Jenny was a good driver. We were flying around curves, nearly catching air (pcue) on some of the bumps. We’d done twenty miles in ten minutes and she said, “I can’t find the keys to the cuffs. That patrolman must have them.”

I said, “Forget it. We need to ditch this car!”

A couple of miles later, I spotted a gravel pit by the side of the road. It went by so fast we had to double back. Jenny drove the patrol car around to the back of the pond in the center, got out, let me out, and pushed the car until it started rolling toward the pit of water.

I said, “Oh shit, my backpack!”

Jenny ran with the car, pulled open the front door, and grabbed my backpack just as the car went over the lip and fell into the water ten feet below.
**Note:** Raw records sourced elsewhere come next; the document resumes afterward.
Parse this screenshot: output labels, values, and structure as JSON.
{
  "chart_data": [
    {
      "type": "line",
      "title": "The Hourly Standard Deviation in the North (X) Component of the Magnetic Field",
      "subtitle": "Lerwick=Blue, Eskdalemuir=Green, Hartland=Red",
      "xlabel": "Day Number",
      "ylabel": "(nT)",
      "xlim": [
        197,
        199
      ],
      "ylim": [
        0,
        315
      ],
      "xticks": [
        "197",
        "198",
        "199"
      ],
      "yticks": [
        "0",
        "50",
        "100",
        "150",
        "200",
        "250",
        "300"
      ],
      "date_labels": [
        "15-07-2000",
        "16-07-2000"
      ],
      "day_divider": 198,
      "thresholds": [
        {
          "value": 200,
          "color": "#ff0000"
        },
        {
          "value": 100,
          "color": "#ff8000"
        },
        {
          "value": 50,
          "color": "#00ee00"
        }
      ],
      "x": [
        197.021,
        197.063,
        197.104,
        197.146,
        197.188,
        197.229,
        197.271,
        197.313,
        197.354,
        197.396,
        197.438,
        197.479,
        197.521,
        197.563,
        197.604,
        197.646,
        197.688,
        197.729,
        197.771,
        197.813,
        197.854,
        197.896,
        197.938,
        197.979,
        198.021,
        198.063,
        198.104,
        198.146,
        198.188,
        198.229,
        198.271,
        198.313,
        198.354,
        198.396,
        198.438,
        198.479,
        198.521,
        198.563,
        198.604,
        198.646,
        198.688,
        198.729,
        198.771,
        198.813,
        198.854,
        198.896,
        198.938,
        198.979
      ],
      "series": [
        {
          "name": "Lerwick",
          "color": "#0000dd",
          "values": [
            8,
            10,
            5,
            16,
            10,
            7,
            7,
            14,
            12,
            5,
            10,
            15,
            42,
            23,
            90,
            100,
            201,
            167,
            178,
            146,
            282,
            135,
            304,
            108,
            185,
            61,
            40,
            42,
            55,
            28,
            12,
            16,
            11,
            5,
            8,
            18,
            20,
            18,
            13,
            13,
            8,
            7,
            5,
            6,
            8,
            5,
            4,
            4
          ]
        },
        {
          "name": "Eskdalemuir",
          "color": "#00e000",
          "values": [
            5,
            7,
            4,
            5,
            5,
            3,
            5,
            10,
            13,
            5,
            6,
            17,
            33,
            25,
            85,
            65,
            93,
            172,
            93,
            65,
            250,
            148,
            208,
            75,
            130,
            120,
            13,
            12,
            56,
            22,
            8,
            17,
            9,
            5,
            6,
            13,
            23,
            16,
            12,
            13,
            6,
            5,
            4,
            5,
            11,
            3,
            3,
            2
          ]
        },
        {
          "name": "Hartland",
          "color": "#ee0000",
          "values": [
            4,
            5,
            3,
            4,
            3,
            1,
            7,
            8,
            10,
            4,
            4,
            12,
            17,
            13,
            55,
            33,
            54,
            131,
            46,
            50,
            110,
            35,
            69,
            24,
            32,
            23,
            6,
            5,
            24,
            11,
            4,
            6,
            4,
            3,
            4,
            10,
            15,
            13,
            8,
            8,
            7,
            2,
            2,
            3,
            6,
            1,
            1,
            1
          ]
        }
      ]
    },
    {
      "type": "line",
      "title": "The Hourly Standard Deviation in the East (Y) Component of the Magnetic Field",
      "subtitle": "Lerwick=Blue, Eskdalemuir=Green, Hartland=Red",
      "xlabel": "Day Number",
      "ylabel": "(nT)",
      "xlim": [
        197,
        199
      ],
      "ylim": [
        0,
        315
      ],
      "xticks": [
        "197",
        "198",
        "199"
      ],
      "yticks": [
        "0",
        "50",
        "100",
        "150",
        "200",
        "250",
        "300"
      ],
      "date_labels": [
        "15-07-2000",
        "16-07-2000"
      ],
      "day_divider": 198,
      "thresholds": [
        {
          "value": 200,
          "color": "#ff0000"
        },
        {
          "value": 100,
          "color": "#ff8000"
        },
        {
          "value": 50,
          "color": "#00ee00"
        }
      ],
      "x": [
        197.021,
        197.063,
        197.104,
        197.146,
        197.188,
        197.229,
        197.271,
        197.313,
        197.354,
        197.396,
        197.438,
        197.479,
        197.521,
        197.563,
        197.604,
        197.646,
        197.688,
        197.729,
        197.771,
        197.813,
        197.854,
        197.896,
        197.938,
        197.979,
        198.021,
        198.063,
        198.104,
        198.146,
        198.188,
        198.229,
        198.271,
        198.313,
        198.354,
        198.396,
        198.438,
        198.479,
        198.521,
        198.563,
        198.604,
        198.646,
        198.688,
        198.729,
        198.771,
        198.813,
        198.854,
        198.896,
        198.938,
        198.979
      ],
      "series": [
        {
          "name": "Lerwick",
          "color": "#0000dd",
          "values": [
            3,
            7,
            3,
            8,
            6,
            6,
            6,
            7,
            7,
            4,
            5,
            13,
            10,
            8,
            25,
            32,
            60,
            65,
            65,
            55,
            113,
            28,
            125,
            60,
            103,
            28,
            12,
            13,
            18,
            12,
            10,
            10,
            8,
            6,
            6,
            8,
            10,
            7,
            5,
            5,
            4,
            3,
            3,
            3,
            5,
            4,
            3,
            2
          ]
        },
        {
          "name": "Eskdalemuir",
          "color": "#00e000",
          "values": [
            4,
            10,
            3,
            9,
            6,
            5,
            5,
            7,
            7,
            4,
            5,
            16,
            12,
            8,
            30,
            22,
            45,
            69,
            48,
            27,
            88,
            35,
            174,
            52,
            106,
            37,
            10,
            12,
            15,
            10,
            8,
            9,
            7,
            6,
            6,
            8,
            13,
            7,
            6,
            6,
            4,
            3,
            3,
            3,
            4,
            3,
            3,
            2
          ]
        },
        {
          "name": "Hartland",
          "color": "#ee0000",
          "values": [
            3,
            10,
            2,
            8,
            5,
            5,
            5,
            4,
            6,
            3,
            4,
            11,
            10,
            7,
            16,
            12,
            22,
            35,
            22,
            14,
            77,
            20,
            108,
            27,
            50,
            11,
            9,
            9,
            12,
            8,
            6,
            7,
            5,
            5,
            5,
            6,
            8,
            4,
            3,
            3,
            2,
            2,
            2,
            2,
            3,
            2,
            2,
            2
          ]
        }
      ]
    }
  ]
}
I couldn’t do a thing. My hands were still cuffed behind me. Jenny told me to hide behind a mound of gravel. She rolled up her pant legs, undid a couple of buttons on her shirt, stood in the middle of the road and thumbed down the next passing eighteen wheeler.

The trucker was all smiles… until he saw me, in handcuffs, walk over. Jenny helped me in, and we hit the road.